Approach 1: Naive method
Algorithm
- Store the seats value of each flight at an array called answer.
- Iterate through all the values of the bookings.
- for each bookings subarray increment answer by the seats value startig from the first flight to the last flight.
Explanation:
Input: bookings = [[1,2,10],[2,3,20],[2,5,25]], n = 5
Note: bookings[i] = [firsti, lasti, seatsi]
Let us create answer array of length n
answer = [0,0,0,0,0]
For the first booking, which is [1,2,10] we increment the answer array by 10(seats value) from the the index 0 to 1. our array is zero indexed so we subtract 1 from both the first and last.
answer = [10,10,0,0,0]
For the second, which is [2,3,20] we increment the answer array by 20(seats value) from the index 1 to 2. our array is zero indexed so we subtract 1 from both the first and last.
answer = [10,30,20,0,0]
For the third, which is [2,5,25] we increment the answer array by 20(seats value) from the the index 1 to 4. our array is zero indexed so we subtract 1 from both the first and last.
answer = [10,30,45,25,25]
Javascript implementation
var corpFlightBookings = function(bookings, n) {
let answer = new Array(n).fill(0); // create an array of answer with length of n and with data type of integer(i.e fill all the elements with 0)
for (let i=0; i<bookings.length; i++) { // iterate through the bookings array.
for (let j=bookings[i][0]-1; j<bookings[i][1]; j++) { // iterate through each bookings subarray.

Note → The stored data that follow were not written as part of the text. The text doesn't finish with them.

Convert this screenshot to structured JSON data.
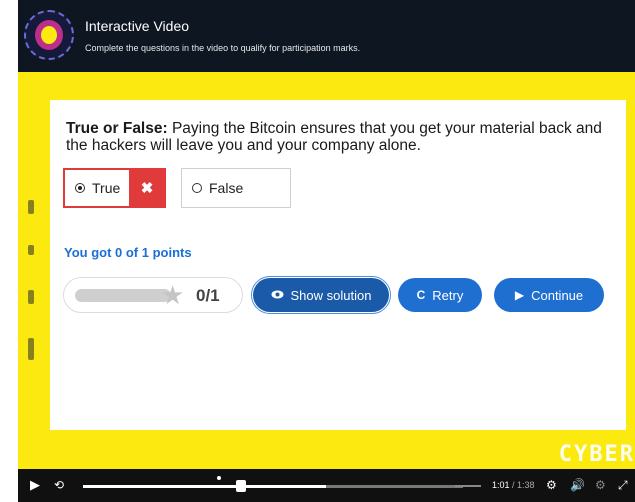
{
  "header": {
    "title": "Interactive Video",
    "subtitle": "Complete the questions in the video to qualify for participation marks."
  },
  "question": {
    "lead": "True or False:",
    "text": " Paying the Bitcoin ensures that you get your material back and the hackers will leave you and your company alone."
  },
  "options": {
    "true_label": "True",
    "false_label": "False",
    "wrong_mark": "✖"
  },
  "feedback": {
    "score_text": "You got 0 of 1 points",
    "progress_text": "0/1",
    "progress_fraction": 0
  },
  "buttons": {
    "show_solution": "Show solution",
    "retry": "Retry",
    "continue": "Continue"
  },
  "watermark": "CYBER",
  "player": {
    "current_time": "1:01",
    "duration": "/ 1:38",
    "played_fraction": 0.64
  },
  "colors": {
    "accent": "#1f6fd0",
    "wrong": "#e03a3a",
    "background": "#fbe90f",
    "score_text": "#1b6fd6"
  }
}
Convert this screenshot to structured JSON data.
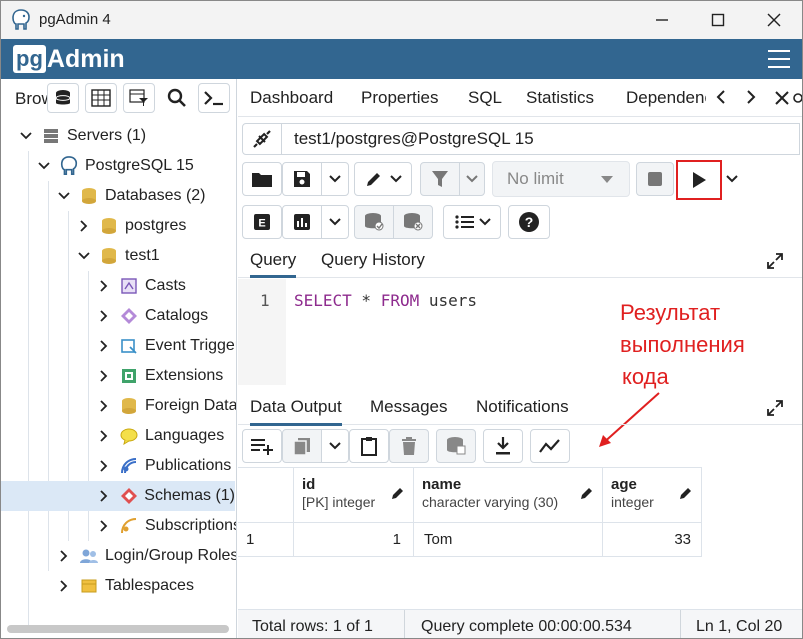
{
  "window": {
    "title": "pgAdmin 4"
  },
  "brand": {
    "pg": "pg",
    "admin": "Admin"
  },
  "left": {
    "browser_label": "Browser",
    "tree": [
      {
        "label": "Servers (1)",
        "icon": "servers-icon"
      },
      {
        "label": "PostgreSQL 15",
        "icon": "elephant-icon"
      },
      {
        "label": "Databases (2)",
        "icon": "databases-icon"
      },
      {
        "label": "postgres",
        "icon": "database-icon"
      },
      {
        "label": "test1",
        "icon": "database-icon"
      },
      {
        "label": "Casts",
        "icon": "casts-icon"
      },
      {
        "label": "Catalogs",
        "icon": "catalogs-icon"
      },
      {
        "label": "Event Triggers",
        "icon": "event-trigger-icon"
      },
      {
        "label": "Extensions",
        "icon": "extensions-icon"
      },
      {
        "label": "Foreign Data Wrappers",
        "icon": "foreign-data-icon"
      },
      {
        "label": "Languages",
        "icon": "languages-icon"
      },
      {
        "label": "Publications",
        "icon": "publications-icon"
      },
      {
        "label": "Schemas (1)",
        "icon": "schemas-icon"
      },
      {
        "label": "Subscriptions",
        "icon": "subscriptions-icon"
      },
      {
        "label": "Login/Group Roles",
        "icon": "roles-icon"
      },
      {
        "label": "Tablespaces",
        "icon": "tablespaces-icon"
      }
    ]
  },
  "tabs": [
    "Dashboard",
    "Properties",
    "SQL",
    "Statistics",
    "Dependencies"
  ],
  "connection": "test1/postgres@PostgreSQL 15",
  "limit": "No limit",
  "query_tabs": [
    "Query",
    "Query History"
  ],
  "editor": {
    "line": "1",
    "kw1": "SELECT",
    "star": " * ",
    "kw2": "FROM",
    "table": " users"
  },
  "annotation": [
    "Результат",
    "выполнения",
    "кода"
  ],
  "data_tabs": [
    "Data Output",
    "Messages",
    "Notifications"
  ],
  "columns": [
    {
      "name": "id",
      "type": "[PK] integer"
    },
    {
      "name": "name",
      "type": "character varying (30)"
    },
    {
      "name": "age",
      "type": "integer"
    }
  ],
  "rows": [
    {
      "num": "1",
      "id": "1",
      "name": "Tom",
      "age": "33"
    }
  ],
  "status": {
    "rows": "Total rows: 1 of 1",
    "query": "Query complete 00:00:00.534",
    "pos": "Ln 1, Col 20"
  },
  "colors": {
    "brand": "#326690",
    "annotation": "#e02020",
    "selected": "#dbe8f6"
  }
}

answer[j]+=bookings[i][2]; // update each of the answer elements with seats value
}
}
return answer;
};
Time and Space complexity
The time complexity: O(N^2)
The space complexity: O(N)
Approach 2: Prefix sum approach
Algorithm
- create answer array
- Increment answer at index = booking[i] first - 1 by bookings[i] seats
- Decrement answer at index = booking[i] last by bookings[i] seats
- perform prefix sum array on answer
Explanation
Input: bookings = [[1,2,10],[2,3,20],[2,5,25]], n = 5
Note: bookings[i] = [firsti, lasti, seatsi]
create an array
answer = [0,0,0,0,0]
when i = 0
Increment answer at index = booking[0] first - 1 by bookings[0] seats
index = 1 - 1 = 0;
answer = [10,0,0,0,0]
Decrement answer at index = booking[0] last by bookings[0] seats
index = 2
answer = [10,0,-10,0,0]
when i = 1
Increment answer at index = booking[1] first - 1 by bookings[1] seats
index = 2 - 1 = 1;
answer = [10,20,0,0,0]
Decrement answer at index = booking[1] last by bookings[1] seats
index = 3
answer = [10,20,-10,-20,0]
when i = 2
Increment answer at index = booking[2] first - 1 by bookings[2] seats
index = 2 - 1 = 1;
answer = [10,45,-10,-20,0]
Decrement answer at index = booking[2] last by bookings[2] seats
index = 5 = n leave as it is
answer = [10,45,-10,-20,0]
Performing prefix sum:
prefix sum array is the element at index i is the sum of the current element(i) and the previous element(i-1) which is the sum of all elements before it.
answer = [10,45,-10,-20,0] -> [10,55,-10,-20,0]
[10,55,-10,-20,0] -> [10,55,45,-20,0]
[10,55,45,-20,0] -> [10,55,45,25,0]
[10,55,45,25,0] -> [10,55,45,25,25]
answer = [10,55,45,25,25]
Javascript implementation
var corpFlightBookings = function(bookings, n) {
let answer = new Array(n).fill(0); // create an array of answer with length of n and with data type of integer(i.e fill all the elements with 0)
for (let i=0; i<bookings.length; i++) { // iterate through the bookings array
answer[bookings[i][0]-1] += bookings[i][2]; // increment answer element at index *firsti - 1* with its seats value.
if (bookings[i][1] < n) {
answer[bookings[i][1]] -= bookings[i][2]; // decrement answer element at index *lasti* only if *lasti* is less than *n*
}
}
//prfix sum
for (let i=1; i<n; i++) {
answer[i]+=answer[i-1]; // update *answer i* with the sum of the *answer i* and previous answer(*answeri - 1*)
}
return answer;
};
Time and Space Complexity
Time Complexity O(N+M), O(N) is for the first loop and O(M) is the second loop which is used to implement the prefix sum.
Space complexity O(N)
With this article at OpenGenus, you must have the complete idea of solving this problem of Corporate Flight Bookings.